Hat Fukushima die Wahl entschieden?
Oswald Metzger: Nein, das wäre eine billige Erklärung. Eine Wechselstimmung herrschte schon vor der Atomkatastrophe.
Warum?
Metzger: Nach 58 Jahren an der Regierung hat sich die CDU – wie andere Parteien, die zu lange an der Macht sind – in gewisser Weise verbraucht: Es gibt Verkrustungen. Selbstbewusstsein schlägt zum Teil in Arroganz der Macht um. Der anfängliche Umgang mit Stuttgart 21 zeigte die Entfremdung zwischen der CDU und dem Volk. Zudem ist auch in wirtschaftsnahen Milieus der Frust über die Koalition in Berlin groß, weil sie die Erwartungen nicht erfüllt hat.
Auf Winfried Kretschmann lasten Riesenerwartungen.

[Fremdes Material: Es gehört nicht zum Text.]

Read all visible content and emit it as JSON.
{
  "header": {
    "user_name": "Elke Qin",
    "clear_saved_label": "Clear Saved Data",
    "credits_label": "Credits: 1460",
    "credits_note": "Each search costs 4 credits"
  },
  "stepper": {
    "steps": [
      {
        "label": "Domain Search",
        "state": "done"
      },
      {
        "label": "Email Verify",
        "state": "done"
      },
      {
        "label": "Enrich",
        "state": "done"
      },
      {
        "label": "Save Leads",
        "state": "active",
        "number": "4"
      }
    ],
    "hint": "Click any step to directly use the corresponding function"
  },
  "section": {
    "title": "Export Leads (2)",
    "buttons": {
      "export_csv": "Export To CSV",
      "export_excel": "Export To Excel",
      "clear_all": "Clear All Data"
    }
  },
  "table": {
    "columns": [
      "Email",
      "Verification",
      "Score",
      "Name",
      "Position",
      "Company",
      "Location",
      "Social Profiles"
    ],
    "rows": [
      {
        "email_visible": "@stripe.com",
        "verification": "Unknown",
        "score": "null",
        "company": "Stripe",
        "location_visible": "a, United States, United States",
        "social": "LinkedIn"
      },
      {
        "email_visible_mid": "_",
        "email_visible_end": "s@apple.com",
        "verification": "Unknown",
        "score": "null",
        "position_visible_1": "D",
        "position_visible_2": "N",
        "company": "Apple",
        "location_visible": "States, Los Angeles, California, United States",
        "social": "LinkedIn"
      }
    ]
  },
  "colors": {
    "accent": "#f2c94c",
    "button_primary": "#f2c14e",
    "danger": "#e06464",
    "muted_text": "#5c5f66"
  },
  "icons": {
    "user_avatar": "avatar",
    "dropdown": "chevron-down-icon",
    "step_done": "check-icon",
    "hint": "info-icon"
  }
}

Hat er eine Chance, diese zu erfüllen – oder folgt die rasche Entzauberung?
Metzger: Kretschmann wird so schnell nicht entzaubert. Der Mann ist authentisch, hat ein konservatives Wertefundament, verfügt über Ministerialerfahrung und ist kein Heißsporn. Er kann den Wechsel hinbekommen. Es ist aber richtig, dass eine unglaubliche Verantwortung auf der neuen Koalition lastet. Die erste Herausforderung wird Stuttgart 21 sein.
Stürzt Baden-Württemberg unter den Grünen wirtschaftlich ab?
Metzger: Nein, die Grünen sind längst kein Schreckgespenst für die Wirtschaft mehr. Zudem wären sie bescheuert, wenn sie wieder degenerieren würden zu Maschinenstürmern. Die Nagelprobe für die Grünen wird nun sein, wie sie den Sozialstaat organisieren und die Finanzen konsolidieren. Auch hier müssen sie wie im Umweltbereich auf Nachhaltigkeit setzen.
Was kann die grün geführte Regierung von der Koalition in NRW lernen?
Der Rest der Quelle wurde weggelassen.